What are the main differences between fibreoptic and video bronchoscopes relevant to function and failure modes?
- Fibreoptic: image degradation with fibre breakage (black dots); may be more sensitive to bending/handling; can be used with eyepiece (older systems).
- Video: chip-in-tip gives high resolution; failure tends to be electronic (no image) rather than progressive black-dot artefact; often easier teaching via shared screen.
- Both: view obscured by secretions/blood; working channel limitations persist.
Outline infection control requirements for bronchoscopes and why they matter.
- Bronchoscopes contact mucous membranes and potentially sterile lower airway; require meticulous cleaning then high-level disinfection/sterilisation per manufacturer and local policy.
- Manual cleaning is crucial to remove bioburden; inadequate cleaning increases risk of cross-infection and biofilm formation in channels.
- Traceability/documentation and correct storage/drying reduce infection risk.
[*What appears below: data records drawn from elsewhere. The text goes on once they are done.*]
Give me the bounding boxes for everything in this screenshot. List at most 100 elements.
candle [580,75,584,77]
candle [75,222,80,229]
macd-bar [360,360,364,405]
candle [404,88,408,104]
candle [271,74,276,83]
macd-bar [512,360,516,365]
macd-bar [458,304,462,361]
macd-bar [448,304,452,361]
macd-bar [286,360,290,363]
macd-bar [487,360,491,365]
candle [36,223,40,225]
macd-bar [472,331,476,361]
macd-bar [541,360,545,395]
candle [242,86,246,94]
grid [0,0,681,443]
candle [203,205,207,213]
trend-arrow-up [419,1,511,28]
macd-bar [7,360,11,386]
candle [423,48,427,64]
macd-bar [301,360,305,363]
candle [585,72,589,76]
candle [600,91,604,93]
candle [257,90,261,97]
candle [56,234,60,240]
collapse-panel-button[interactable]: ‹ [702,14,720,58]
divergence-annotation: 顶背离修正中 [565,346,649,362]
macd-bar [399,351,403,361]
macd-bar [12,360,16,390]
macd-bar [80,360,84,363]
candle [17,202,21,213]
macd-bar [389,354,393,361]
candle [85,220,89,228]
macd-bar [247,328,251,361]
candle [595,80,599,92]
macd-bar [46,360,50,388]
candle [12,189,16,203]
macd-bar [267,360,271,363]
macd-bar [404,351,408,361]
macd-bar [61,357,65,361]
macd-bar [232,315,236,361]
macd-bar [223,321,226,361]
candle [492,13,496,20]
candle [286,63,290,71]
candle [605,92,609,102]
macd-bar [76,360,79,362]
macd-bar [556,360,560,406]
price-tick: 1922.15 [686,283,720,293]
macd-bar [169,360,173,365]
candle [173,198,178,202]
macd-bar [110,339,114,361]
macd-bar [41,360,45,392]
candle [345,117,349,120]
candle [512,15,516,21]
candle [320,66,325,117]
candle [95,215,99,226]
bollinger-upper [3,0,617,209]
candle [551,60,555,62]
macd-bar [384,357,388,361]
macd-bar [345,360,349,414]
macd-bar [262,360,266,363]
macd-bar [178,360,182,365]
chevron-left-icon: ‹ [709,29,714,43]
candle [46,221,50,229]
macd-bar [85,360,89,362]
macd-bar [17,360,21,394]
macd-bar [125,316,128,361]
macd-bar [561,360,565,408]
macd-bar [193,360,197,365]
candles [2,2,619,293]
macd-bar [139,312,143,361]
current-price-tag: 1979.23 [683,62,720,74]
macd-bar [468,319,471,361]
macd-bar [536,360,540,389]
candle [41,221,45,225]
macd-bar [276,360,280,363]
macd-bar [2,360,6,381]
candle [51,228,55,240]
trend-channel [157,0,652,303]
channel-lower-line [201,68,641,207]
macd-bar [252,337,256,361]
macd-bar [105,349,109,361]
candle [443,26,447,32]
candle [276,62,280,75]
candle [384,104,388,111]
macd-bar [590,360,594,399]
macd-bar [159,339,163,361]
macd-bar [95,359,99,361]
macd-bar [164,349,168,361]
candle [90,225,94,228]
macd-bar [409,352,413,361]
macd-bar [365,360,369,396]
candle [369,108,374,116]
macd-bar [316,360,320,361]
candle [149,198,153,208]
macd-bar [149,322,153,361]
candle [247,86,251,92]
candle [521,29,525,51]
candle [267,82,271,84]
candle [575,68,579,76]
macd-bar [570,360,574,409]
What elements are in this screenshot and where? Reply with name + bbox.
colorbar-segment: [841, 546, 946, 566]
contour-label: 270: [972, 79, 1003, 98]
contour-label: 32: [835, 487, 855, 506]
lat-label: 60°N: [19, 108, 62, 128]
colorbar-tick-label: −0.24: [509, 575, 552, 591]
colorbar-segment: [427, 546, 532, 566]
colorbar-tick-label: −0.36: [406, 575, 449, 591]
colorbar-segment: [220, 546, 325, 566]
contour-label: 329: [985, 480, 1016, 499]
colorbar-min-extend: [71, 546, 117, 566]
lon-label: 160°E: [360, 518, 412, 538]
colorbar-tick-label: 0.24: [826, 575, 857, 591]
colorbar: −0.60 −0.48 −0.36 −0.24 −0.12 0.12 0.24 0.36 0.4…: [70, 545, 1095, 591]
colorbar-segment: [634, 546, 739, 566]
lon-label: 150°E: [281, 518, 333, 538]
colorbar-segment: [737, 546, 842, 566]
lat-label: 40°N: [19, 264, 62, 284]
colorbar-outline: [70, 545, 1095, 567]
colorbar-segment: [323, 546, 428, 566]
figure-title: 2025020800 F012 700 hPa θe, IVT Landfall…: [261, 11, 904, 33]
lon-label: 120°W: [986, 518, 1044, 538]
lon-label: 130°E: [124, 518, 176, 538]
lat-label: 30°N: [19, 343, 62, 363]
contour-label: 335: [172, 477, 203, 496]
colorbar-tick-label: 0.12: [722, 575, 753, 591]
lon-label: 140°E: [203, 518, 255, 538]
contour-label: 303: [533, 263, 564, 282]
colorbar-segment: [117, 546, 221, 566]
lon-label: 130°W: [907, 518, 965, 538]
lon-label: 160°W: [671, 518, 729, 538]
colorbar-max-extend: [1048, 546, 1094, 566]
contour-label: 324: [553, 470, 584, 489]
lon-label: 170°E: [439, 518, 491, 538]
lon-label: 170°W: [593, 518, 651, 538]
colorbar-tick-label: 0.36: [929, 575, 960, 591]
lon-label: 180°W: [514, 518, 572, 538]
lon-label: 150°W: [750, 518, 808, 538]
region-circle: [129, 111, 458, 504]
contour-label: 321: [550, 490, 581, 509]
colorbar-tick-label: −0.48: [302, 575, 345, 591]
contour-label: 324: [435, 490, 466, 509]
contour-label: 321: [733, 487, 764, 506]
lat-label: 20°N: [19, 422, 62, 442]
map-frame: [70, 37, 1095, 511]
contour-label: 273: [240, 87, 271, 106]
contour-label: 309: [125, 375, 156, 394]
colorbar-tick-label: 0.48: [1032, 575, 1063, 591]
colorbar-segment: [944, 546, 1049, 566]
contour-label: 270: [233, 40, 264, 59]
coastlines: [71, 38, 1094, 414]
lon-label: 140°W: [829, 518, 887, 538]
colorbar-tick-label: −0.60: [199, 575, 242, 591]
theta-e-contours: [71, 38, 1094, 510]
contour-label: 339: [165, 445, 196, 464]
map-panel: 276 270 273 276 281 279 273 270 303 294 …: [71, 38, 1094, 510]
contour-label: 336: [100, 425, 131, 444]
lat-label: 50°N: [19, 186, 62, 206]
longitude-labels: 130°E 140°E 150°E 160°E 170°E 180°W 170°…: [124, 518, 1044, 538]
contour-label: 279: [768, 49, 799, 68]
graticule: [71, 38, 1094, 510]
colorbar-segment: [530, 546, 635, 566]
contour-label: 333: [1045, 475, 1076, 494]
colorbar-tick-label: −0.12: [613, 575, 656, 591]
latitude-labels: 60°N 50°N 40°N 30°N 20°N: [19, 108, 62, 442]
You are shown a flexible bronchoscope. Talk me through it: identify parts, describe how it works, and how you would check it before use.
A common equipment viva: systematic description + function + checks + safety.
- Identify: handle (angulation lever, suction valve, channel port), insertion tube, distal bending section/tip, connector to light/processor.
- Function: illumination to tip; image via coherent fibre bundle or distal sensor; steering via control wires; suction/instillation via working channel.
- Checks: integrity, image quality/brightness, angulation smoothness, suction/channel patency, appropriate ETT compatibility, and (where applicable) leak test and decontamination status.
- Safety: avoid hypoxia (preoxygenation, time-limited attempts), avoid trauma, manage LA dosing, ensure infection control compliance.
Why is suction often ineffective during fibreoptic intubation and what can you do about it?
- Reason: small working channel diameter and long narrow lumen → high resistance; thick secretions/blood obstruct channel and obscure lens.
- Mitigation: pre-suction with Yankauer; antisialagogue; topical vasoconstrictor for nasal route; use saline flush/anti-fog; consider a larger scope if available; consider alternative technique if heavy bleeding.
Discuss how the bronchoscope’s design influences oxygenation/ventilation during an intubation attempt.
- Scope occupies airway lumen and may impede gas flow around it; railroading an ETT further reduces airflow until intubation complete.
- Working channel can be used for limited insufflation but is not a reliable ventilation route; risk of gastric insufflation and inadequate alveolar ventilation.
- Practical steps: preoxygenate, nasal oxygen/HFNO if appropriate, maintain spontaneous ventilation for awake techniques, and time-limit attempts with reoxygenation breaks.